Now, I agree that an A-minus is probably too high here. (Although Jordan Ellenberg says we shouldn’t worry about grade inflation.)

But does it really matter that the most common grade is an A? Consider, say, a situation where there is a “triangular” distribution of grades: 5 A, 4 B, 3 C, 2 D, and 1 F. The most common grade is an A, but the median is a B (and the mean is 2.67 on a 4.0 scale, a B-minus).
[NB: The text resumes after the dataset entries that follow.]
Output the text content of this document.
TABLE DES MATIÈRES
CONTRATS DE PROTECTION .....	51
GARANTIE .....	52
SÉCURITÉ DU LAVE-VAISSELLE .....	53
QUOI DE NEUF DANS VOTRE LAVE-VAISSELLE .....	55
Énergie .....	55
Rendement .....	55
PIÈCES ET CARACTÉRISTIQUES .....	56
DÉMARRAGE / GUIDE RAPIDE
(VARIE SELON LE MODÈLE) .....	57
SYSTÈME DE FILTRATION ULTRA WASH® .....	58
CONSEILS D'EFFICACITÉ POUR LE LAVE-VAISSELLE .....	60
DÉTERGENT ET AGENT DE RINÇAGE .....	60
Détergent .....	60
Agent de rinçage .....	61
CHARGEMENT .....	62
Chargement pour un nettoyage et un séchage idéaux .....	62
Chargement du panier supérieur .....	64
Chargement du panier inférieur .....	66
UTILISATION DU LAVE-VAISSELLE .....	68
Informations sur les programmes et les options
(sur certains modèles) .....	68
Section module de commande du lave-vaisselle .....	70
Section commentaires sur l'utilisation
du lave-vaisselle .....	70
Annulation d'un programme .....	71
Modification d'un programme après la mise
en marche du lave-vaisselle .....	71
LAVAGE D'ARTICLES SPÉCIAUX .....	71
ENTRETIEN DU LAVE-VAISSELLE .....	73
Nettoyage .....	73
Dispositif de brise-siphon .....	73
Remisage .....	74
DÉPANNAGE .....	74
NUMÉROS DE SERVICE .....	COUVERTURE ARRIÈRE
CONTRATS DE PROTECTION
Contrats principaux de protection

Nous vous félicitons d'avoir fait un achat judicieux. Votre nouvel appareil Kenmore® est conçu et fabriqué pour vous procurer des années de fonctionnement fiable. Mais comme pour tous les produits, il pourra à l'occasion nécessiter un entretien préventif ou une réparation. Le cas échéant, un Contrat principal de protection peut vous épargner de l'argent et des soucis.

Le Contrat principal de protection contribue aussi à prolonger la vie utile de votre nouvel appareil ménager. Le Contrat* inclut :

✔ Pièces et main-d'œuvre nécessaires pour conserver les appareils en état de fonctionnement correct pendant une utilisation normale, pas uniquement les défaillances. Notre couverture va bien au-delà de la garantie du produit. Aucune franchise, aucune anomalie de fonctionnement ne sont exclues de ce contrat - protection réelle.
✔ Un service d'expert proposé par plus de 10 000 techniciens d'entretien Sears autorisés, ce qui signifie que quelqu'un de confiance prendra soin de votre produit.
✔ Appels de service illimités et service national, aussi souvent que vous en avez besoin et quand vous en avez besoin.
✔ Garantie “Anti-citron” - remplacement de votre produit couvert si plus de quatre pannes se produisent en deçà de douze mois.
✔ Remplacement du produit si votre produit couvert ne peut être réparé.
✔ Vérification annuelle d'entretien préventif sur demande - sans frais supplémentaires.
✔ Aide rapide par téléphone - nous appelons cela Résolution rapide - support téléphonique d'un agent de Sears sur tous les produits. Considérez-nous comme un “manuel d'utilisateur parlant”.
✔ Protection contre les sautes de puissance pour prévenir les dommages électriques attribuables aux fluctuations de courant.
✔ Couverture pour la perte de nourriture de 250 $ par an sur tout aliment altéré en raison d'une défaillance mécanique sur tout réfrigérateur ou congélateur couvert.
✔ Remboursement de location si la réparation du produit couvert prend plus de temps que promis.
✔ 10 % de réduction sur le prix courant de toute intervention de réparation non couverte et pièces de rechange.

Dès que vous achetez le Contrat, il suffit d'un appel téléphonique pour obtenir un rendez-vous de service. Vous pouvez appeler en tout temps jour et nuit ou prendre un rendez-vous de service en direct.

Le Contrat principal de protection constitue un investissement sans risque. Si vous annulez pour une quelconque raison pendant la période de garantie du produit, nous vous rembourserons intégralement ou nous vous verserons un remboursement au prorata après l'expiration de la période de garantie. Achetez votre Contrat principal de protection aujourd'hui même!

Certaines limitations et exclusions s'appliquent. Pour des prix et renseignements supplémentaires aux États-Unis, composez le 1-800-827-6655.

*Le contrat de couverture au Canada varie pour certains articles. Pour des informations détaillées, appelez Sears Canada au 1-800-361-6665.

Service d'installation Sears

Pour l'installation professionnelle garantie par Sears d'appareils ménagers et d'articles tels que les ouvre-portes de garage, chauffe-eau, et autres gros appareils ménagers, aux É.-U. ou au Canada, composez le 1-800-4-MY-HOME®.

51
If there are more grade categories the same thing happens – if we have a triangular distribution of grades such as this,  the median grade $1/\sqrt{2} \approx 0.71$ of the way up — about midway between a B-minus and a B on the 4.0 scale usual in the US. The mean grade would be $2/3 \approx 0.67$ of the way up the scale.  More generally, say grades are in the interval [0, 1].  If grades are beta-distributed with parameters 1 and $\beta > 1$ (my triangular idea is just the Beta(1, 2) distribution) then the modal grade will be 1 but the mean and median will be a good bit lower, $\beta/(\beta+1)$ and $2^(1/\beta)$ respectively.

(I’m not claiming that grades are beta-distributed, but that’s not a bad model for something that’s often thought of as being roughly normally distributed but has to be contained within an interval.)

Basically, modes don’t tell you much.

## 2 thoughts on “”

1. Tim says:

Exactly why it’s not of any particular interest that the most popular vehicle is the Ford F-Series.

2. Note that I didn’t write the headline for that article, which goes farther than the article itself does. Ten years later, I stand by what I wrote there, but would add that I _do_ think it’s a problem if grades are systematically awarded differently in different disciplines; it is bad if the decision whether to major in engineering in economics is affected by “I want to go to law school so need an A average so have to major in economics.”